Dr. Hall is happy to talk with you on the phone for no charge to help clarify your situation, explain services and pricing and discuss what type of service would best fit your needs. If it becomes evident during the call, that a significant amount of time is needed to review your case, Dr. Hall will recommend coming in for an intake interview.
What is the best way to contact Dr. Hall?
By phone at 512-909-9865 or by e-mail.
If you have lengthy or detailed questions, a phone call can be an easier way to have a discussion. To be accessible, she uses a cell phone as her business number. She may not always be immediately available by telephone, as she is frequently with clients and generally will not answer the phone while with a client. When unavailable, her telephone is answered by a voicemail system that is protected with a password and checked only by her so feel free to leave a confidential message. Dr. Hall makes every effort to return calls and e-mails the same day.

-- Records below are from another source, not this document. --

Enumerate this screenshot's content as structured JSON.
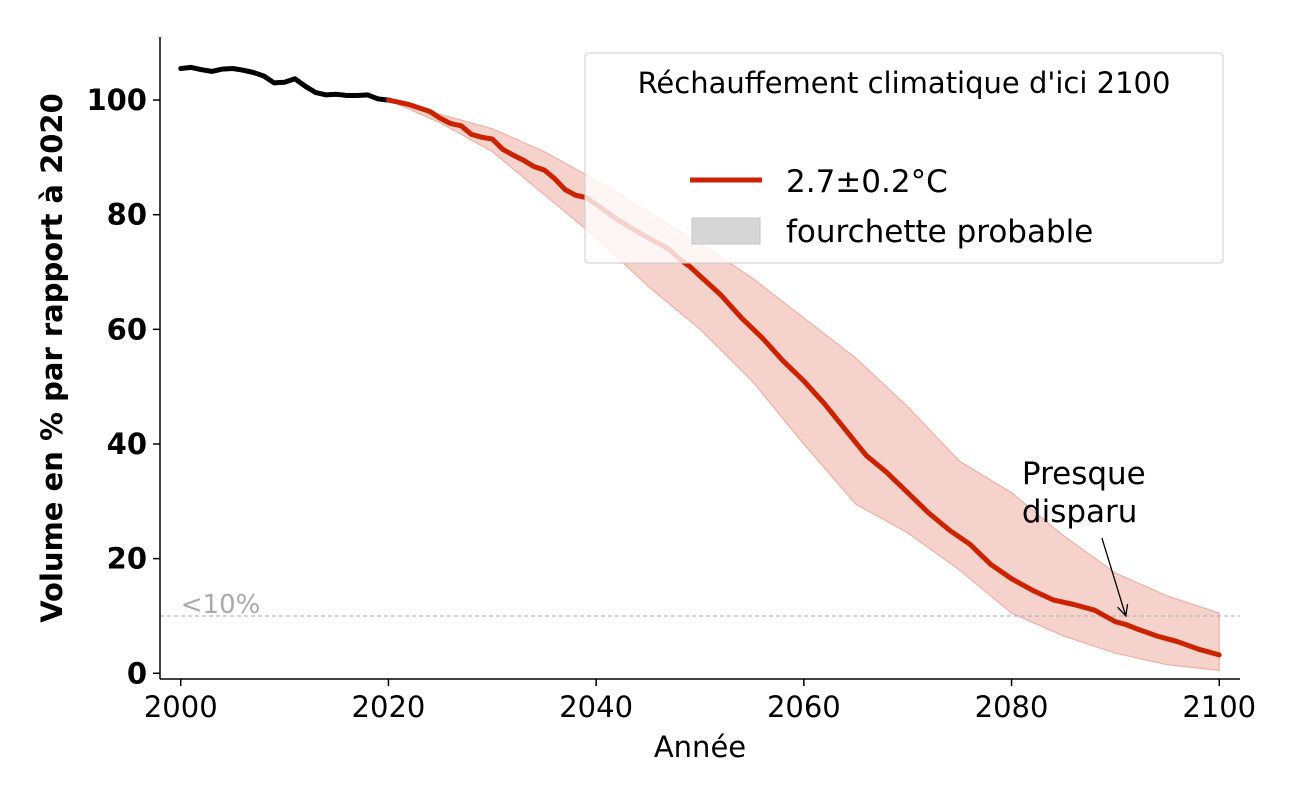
{
  "chart_data": {
    "type": "line",
    "xlabel": "Année",
    "ylabel": "Volume en % par rapport à 2020",
    "xlim": [
      1998,
      2102
    ],
    "ylim": [
      -1,
      111
    ],
    "xticks": [
      2000,
      2020,
      2040,
      2060,
      2080,
      2100
    ],
    "yticks": [
      0,
      20,
      40,
      60,
      80,
      100
    ],
    "legend": {
      "title": "Réchauffement climatique d'ici 2100",
      "position": "top-right",
      "entries": [
        {
          "label": "2.7±0.2°C",
          "kind": "line",
          "color": "#cc2200"
        },
        {
          "label": "fourchette probable",
          "kind": "patch",
          "color": "#d6d6d6"
        }
      ]
    },
    "threshold": {
      "y": 10,
      "label": "<10%",
      "color": "#aaaaaa"
    },
    "annotation": {
      "lines": [
        "Presque",
        "disparu"
      ],
      "text_x": 2081,
      "text_y": 33,
      "arrow_x": 2091,
      "arrow_y": 10
    },
    "colors": {
      "historical": "#000000",
      "projection": "#cc2200",
      "band_fill": "#f4c7bf",
      "band_edge": "#eea79b"
    },
    "historical": {
      "name": "historique",
      "x": [
        2000,
        2001,
        2002,
        2003,
        2004,
        2005,
        2006,
        2007,
        2008,
        2009,
        2010,
        2011,
        2012,
        2013,
        2014,
        2015,
        2016,
        2017,
        2018,
        2019,
        2020
      ],
      "y": [
        105.5,
        105.7,
        105.3,
        105.0,
        105.4,
        105.5,
        105.2,
        104.8,
        104.2,
        103.0,
        103.1,
        103.7,
        102.4,
        101.3,
        100.9,
        101.0,
        100.8,
        100.8,
        100.9,
        100.2,
        100.0
      ]
    },
    "projection": {
      "name": "2.7±0.2°C",
      "x": [
        2020,
        2022,
        2024,
        2025,
        2026,
        2027,
        2028,
        2029,
        2030,
        2031,
        2032,
        2033,
        2034,
        2035,
        2036,
        2037,
        2038,
        2039,
        2040,
        2041,
        2042,
        2044,
        2046,
        2047,
        2048,
        2049,
        2050,
        2052,
        2054,
        2056,
        2058,
        2060,
        2062,
        2064,
        2066,
        2068,
        2070,
        2072,
        2074,
        2076,
        2078,
        2080,
        2082,
        2084,
        2086,
        2088,
        2090,
        2091,
        2092,
        2094,
        2096,
        2098,
        2100
      ],
      "y": [
        100.0,
        99.2,
        98.0,
        96.8,
        95.9,
        95.5,
        94.0,
        93.5,
        93.2,
        91.4,
        90.4,
        89.5,
        88.4,
        87.8,
        86.3,
        84.4,
        83.4,
        83.0,
        81.8,
        80.5,
        79.2,
        77.0,
        75.0,
        74.0,
        72.3,
        71.0,
        69.3,
        66.0,
        62.0,
        58.5,
        54.5,
        51.0,
        47.0,
        42.5,
        38.0,
        35.0,
        31.5,
        28.0,
        25.0,
        22.5,
        19.0,
        16.5,
        14.5,
        12.8,
        12.0,
        11.0,
        9.0,
        8.5,
        7.8,
        6.5,
        5.5,
        4.2,
        3.2
      ]
    },
    "band": {
      "name": "fourchette probable",
      "x": [
        2020,
        2025,
        2030,
        2035,
        2040,
        2045,
        2050,
        2055,
        2060,
        2065,
        2070,
        2075,
        2080,
        2085,
        2090,
        2095,
        2100
      ],
      "upper": [
        100.0,
        97.5,
        95.0,
        91.0,
        86.0,
        80.5,
        75.0,
        69.0,
        62.0,
        55.0,
        46.5,
        37.0,
        31.5,
        24.0,
        17.5,
        13.5,
        10.5
      ],
      "lower": [
        100.0,
        96.0,
        91.0,
        83.5,
        76.0,
        67.5,
        60.0,
        51.0,
        40.0,
        29.5,
        24.5,
        18.0,
        10.5,
        6.5,
        3.5,
        1.5,
        0.5
      ]
    }
  }
}
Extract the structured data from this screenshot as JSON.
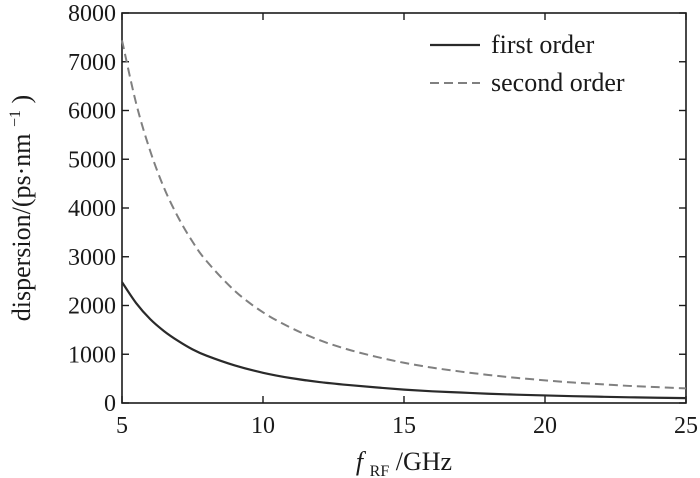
{
  "chart_data": {
    "type": "line",
    "title": "",
    "xlabel": {
      "italic_symbol": "f",
      "subscript": "RF",
      "rest": "/GHz"
    },
    "ylabel": {
      "main": "dispersion/(ps·nm",
      "superscript": "−1",
      "close": ")"
    },
    "xlim": [
      5,
      25
    ],
    "ylim": [
      0,
      8000
    ],
    "xticks": [
      5,
      10,
      15,
      20,
      25
    ],
    "yticks": [
      0,
      1000,
      2000,
      3000,
      4000,
      5000,
      6000,
      7000,
      8000
    ],
    "grid": false,
    "legend_position": "top-right",
    "series": [
      {
        "name": "first order",
        "style": "solid",
        "color": "#2a2a2a",
        "x": [
          5,
          5.5,
          6,
          6.5,
          7,
          7.5,
          8,
          9,
          10,
          11,
          12,
          13,
          14,
          15,
          16,
          17,
          18,
          19,
          20,
          21,
          22,
          23,
          24,
          25
        ],
        "y": [
          2480,
          2050,
          1720,
          1470,
          1270,
          1100,
          970,
          770,
          620,
          510,
          430,
          370,
          320,
          275,
          240,
          215,
          190,
          170,
          155,
          140,
          128,
          117,
          108,
          100
        ]
      },
      {
        "name": "second order",
        "style": "dashed",
        "color": "#808080",
        "x": [
          5,
          5.5,
          6,
          6.5,
          7,
          7.5,
          8,
          9,
          10,
          11,
          12,
          13,
          14,
          15,
          16,
          17,
          18,
          19,
          20,
          21,
          22,
          23,
          24,
          25
        ],
        "y": [
          7440,
          6150,
          5170,
          4400,
          3800,
          3310,
          2910,
          2300,
          1860,
          1540,
          1290,
          1100,
          950,
          825,
          725,
          645,
          575,
          515,
          465,
          420,
          385,
          350,
          325,
          300
        ]
      }
    ]
  }
}
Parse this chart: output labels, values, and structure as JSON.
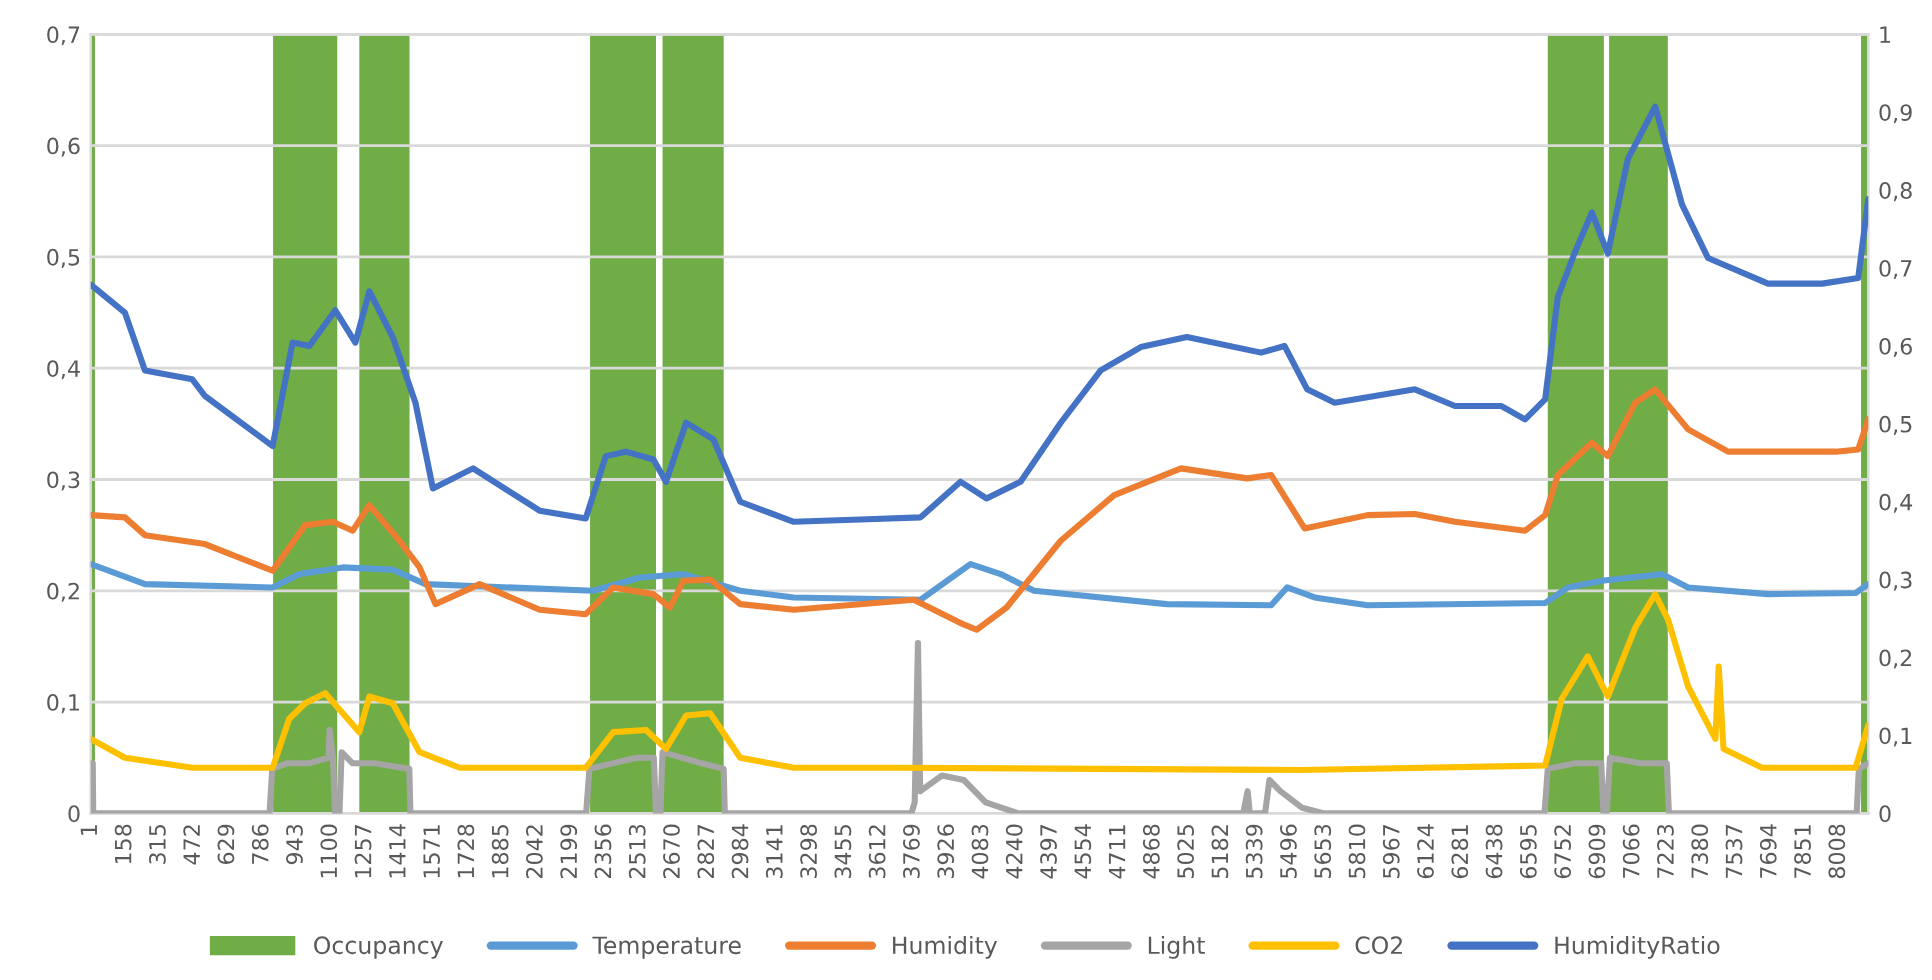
{
  "chart_data": {
    "type": "line",
    "xticks": [
      1,
      158,
      315,
      472,
      629,
      786,
      943,
      1100,
      1257,
      1414,
      1571,
      1728,
      1885,
      2042,
      2199,
      2356,
      2513,
      2670,
      2827,
      2984,
      3141,
      3298,
      3455,
      3612,
      3769,
      3926,
      4083,
      4240,
      4397,
      4554,
      4711,
      4868,
      5025,
      5182,
      5339,
      5496,
      5653,
      5810,
      5967,
      6124,
      6281,
      6438,
      6595,
      6752,
      6909,
      7066,
      7223,
      7380,
      7537,
      7694,
      7851,
      8008
    ],
    "xlim": [
      1,
      8143
    ],
    "ylim": [
      0,
      0.7
    ],
    "yticks": [
      {
        "value": 0,
        "label": "0"
      },
      {
        "value": 0.1,
        "label": "0,1"
      },
      {
        "value": 0.2,
        "label": "0,2"
      },
      {
        "value": 0.3,
        "label": "0,3"
      },
      {
        "value": 0.4,
        "label": "0,4"
      },
      {
        "value": 0.5,
        "label": "0,5"
      },
      {
        "value": 0.6,
        "label": "0,6"
      },
      {
        "value": 0.7,
        "label": "0,7"
      }
    ],
    "y2lim": [
      0,
      1
    ],
    "y2ticks": [
      {
        "value": 0,
        "label": "0"
      },
      {
        "value": 0.1,
        "label": "0,1"
      },
      {
        "value": 0.2,
        "label": "0,2"
      },
      {
        "value": 0.3,
        "label": "0,3"
      },
      {
        "value": 0.4,
        "label": "0,4"
      },
      {
        "value": 0.5,
        "label": "0,5"
      },
      {
        "value": 0.6,
        "label": "0,6"
      },
      {
        "value": 0.7,
        "label": "0,7"
      },
      {
        "value": 0.8,
        "label": "0,8"
      },
      {
        "value": 0.9,
        "label": "0,9"
      },
      {
        "value": 1,
        "label": "1"
      }
    ],
    "grid": "y",
    "legend": "bottom",
    "series": [
      {
        "name": "Occupancy",
        "type": "area",
        "axis": "y2",
        "color": "#70ad47",
        "x": [
          1,
          1,
          20,
          20,
          836,
          836,
          1130,
          1130,
          1231,
          1231,
          1461,
          1461,
          2288,
          2288,
          2590,
          2590,
          2620,
          2620,
          2900,
          2900,
          6675,
          6675,
          6932,
          6932,
          6956,
          6956,
          7225,
          7225,
          8110,
          8110,
          8143,
          8143
        ],
        "values": [
          0,
          1,
          1,
          0,
          0,
          1,
          1,
          0,
          0,
          1,
          1,
          0,
          0,
          1,
          1,
          0,
          0,
          1,
          1,
          0,
          0,
          1,
          1,
          0,
          0,
          1,
          1,
          0,
          0,
          1,
          1,
          0
        ]
      },
      {
        "name": "Temperature",
        "color": "#5b9bd5",
        "x": [
          1,
          249,
          834,
          956,
          1155,
          1384,
          1534,
          2302,
          2517,
          2715,
          2976,
          3221,
          3802,
          4031,
          4169,
          4322,
          4930,
          5408,
          5481,
          5607,
          5849,
          6663,
          6767,
          6923,
          7199,
          7318,
          7684,
          8085,
          8143
        ],
        "values": [
          0.224,
          0.206,
          0.203,
          0.215,
          0.221,
          0.219,
          0.206,
          0.2,
          0.212,
          0.215,
          0.2,
          0.194,
          0.192,
          0.224,
          0.215,
          0.2,
          0.188,
          0.187,
          0.203,
          0.194,
          0.187,
          0.189,
          0.203,
          0.209,
          0.215,
          0.203,
          0.197,
          0.198,
          0.206
        ]
      },
      {
        "name": "Humidity",
        "color": "#ed7d31",
        "x": [
          1,
          157,
          249,
          524,
          834,
          983,
          1109,
          1201,
          1277,
          1415,
          1507,
          1580,
          1782,
          2057,
          2268,
          2394,
          2578,
          2654,
          2715,
          2838,
          2976,
          3221,
          3771,
          3985,
          4059,
          4196,
          4444,
          4689,
          4995,
          5298,
          5408,
          5561,
          5849,
          6066,
          6250,
          6571,
          6663,
          6721,
          6877,
          6950,
          7076,
          7167,
          7318,
          7501,
          7994,
          8097,
          8143
        ],
        "values": [
          0.268,
          0.266,
          0.25,
          0.242,
          0.218,
          0.259,
          0.262,
          0.254,
          0.277,
          0.245,
          0.221,
          0.188,
          0.206,
          0.183,
          0.179,
          0.203,
          0.197,
          0.185,
          0.209,
          0.21,
          0.188,
          0.183,
          0.192,
          0.171,
          0.165,
          0.185,
          0.245,
          0.286,
          0.31,
          0.301,
          0.304,
          0.256,
          0.268,
          0.269,
          0.262,
          0.254,
          0.268,
          0.304,
          0.333,
          0.321,
          0.369,
          0.381,
          0.345,
          0.325,
          0.325,
          0.327,
          0.354
        ]
      },
      {
        "name": "Light",
        "color": "#a5a5a5",
        "x": [
          1,
          10,
          12,
          820,
          832,
          900,
          1000,
          1090,
          1095,
          1110,
          1120,
          1140,
          1150,
          1200,
          1300,
          1460,
          1465,
          2270,
          2285,
          2500,
          2580,
          2590,
          2610,
          2620,
          2800,
          2900,
          2905,
          3760,
          3775,
          3790,
          3800,
          3900,
          4000,
          4100,
          4250,
          5280,
          5300,
          5310,
          5380,
          5400,
          5450,
          5550,
          5650,
          6660,
          6675,
          6800,
          6920,
          6930,
          6945,
          6960,
          7100,
          7220,
          7230,
          8090,
          8100,
          8143
        ],
        "values": [
          0.045,
          0.045,
          0,
          0,
          0.04,
          0.045,
          0.045,
          0.05,
          0.075,
          0.05,
          0,
          0,
          0.055,
          0.045,
          0.045,
          0.04,
          0,
          0,
          0.04,
          0.05,
          0.05,
          0,
          0,
          0.055,
          0.045,
          0.04,
          0,
          0,
          0.01,
          0.153,
          0.02,
          0.034,
          0.03,
          0.01,
          0,
          0,
          0.02,
          0,
          0,
          0.03,
          0.02,
          0.005,
          0,
          0,
          0.04,
          0.045,
          0.045,
          0,
          0,
          0.05,
          0.045,
          0.045,
          0,
          0,
          0.04,
          0.045
        ]
      },
      {
        "name": "CO2",
        "color": "#ffc000",
        "x": [
          1,
          157,
          466,
          834,
          910,
          983,
          1075,
          1231,
          1277,
          1384,
          1507,
          1691,
          2268,
          2394,
          2544,
          2636,
          2728,
          2838,
          2976,
          3221,
          3710,
          5546,
          6663,
          6739,
          6858,
          6950,
          7076,
          7167,
          7226,
          7318,
          7443,
          7458,
          7480,
          7657,
          8085,
          8143
        ],
        "values": [
          0.067,
          0.05,
          0.041,
          0.041,
          0.085,
          0.099,
          0.108,
          0.073,
          0.105,
          0.099,
          0.055,
          0.041,
          0.041,
          0.073,
          0.075,
          0.058,
          0.088,
          0.09,
          0.05,
          0.041,
          0.041,
          0.039,
          0.043,
          0.103,
          0.141,
          0.105,
          0.167,
          0.197,
          0.174,
          0.114,
          0.067,
          0.132,
          0.058,
          0.041,
          0.041,
          0.079
        ]
      },
      {
        "name": "HumidityRatio",
        "color": "#4472c4",
        "x": [
          1,
          157,
          249,
          466,
          524,
          834,
          925,
          1002,
          1121,
          1213,
          1277,
          1384,
          1488,
          1568,
          1752,
          2057,
          2268,
          2360,
          2452,
          2578,
          2636,
          2728,
          2853,
          2976,
          3221,
          3526,
          3802,
          3985,
          4104,
          4260,
          4444,
          4627,
          4811,
          5022,
          5362,
          5469,
          5573,
          5699,
          6066,
          6250,
          6463,
          6571,
          6663,
          6721,
          6801,
          6877,
          6950,
          7042,
          7167,
          7290,
          7409,
          7684,
          7932,
          8097,
          8143
        ],
        "values": [
          0.475,
          0.45,
          0.398,
          0.39,
          0.375,
          0.33,
          0.423,
          0.42,
          0.452,
          0.423,
          0.469,
          0.428,
          0.369,
          0.292,
          0.31,
          0.272,
          0.265,
          0.321,
          0.325,
          0.318,
          0.298,
          0.351,
          0.336,
          0.28,
          0.262,
          0.264,
          0.266,
          0.298,
          0.283,
          0.298,
          0.351,
          0.398,
          0.419,
          0.428,
          0.414,
          0.42,
          0.381,
          0.369,
          0.381,
          0.366,
          0.366,
          0.354,
          0.372,
          0.464,
          0.505,
          0.54,
          0.503,
          0.588,
          0.635,
          0.547,
          0.499,
          0.476,
          0.476,
          0.481,
          0.552
        ]
      }
    ]
  }
}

How do I talk to my child about testing?
It is often reassuring to a child to explain that everyone is good at some things and not so good at others and that one of the reasons for seeing Dr. Hall is to help determine what things they are really good at and what things they need some help with so that parents and teachers know the best way to help them learn and get along at home and school. When talking to your child about the assessment process, it is best to not use the word “test” as this causes anxiety in many children. Instead talk about how they will work together with Dr. Hall on “tasks,” “projects,” and “questions.” Additionally, it is not uncommon for children to hear the word “doctor” and think that they will be having a physical exam, being poked and prodded or receiving a shot. It is helpful to reassure them that this is not the case.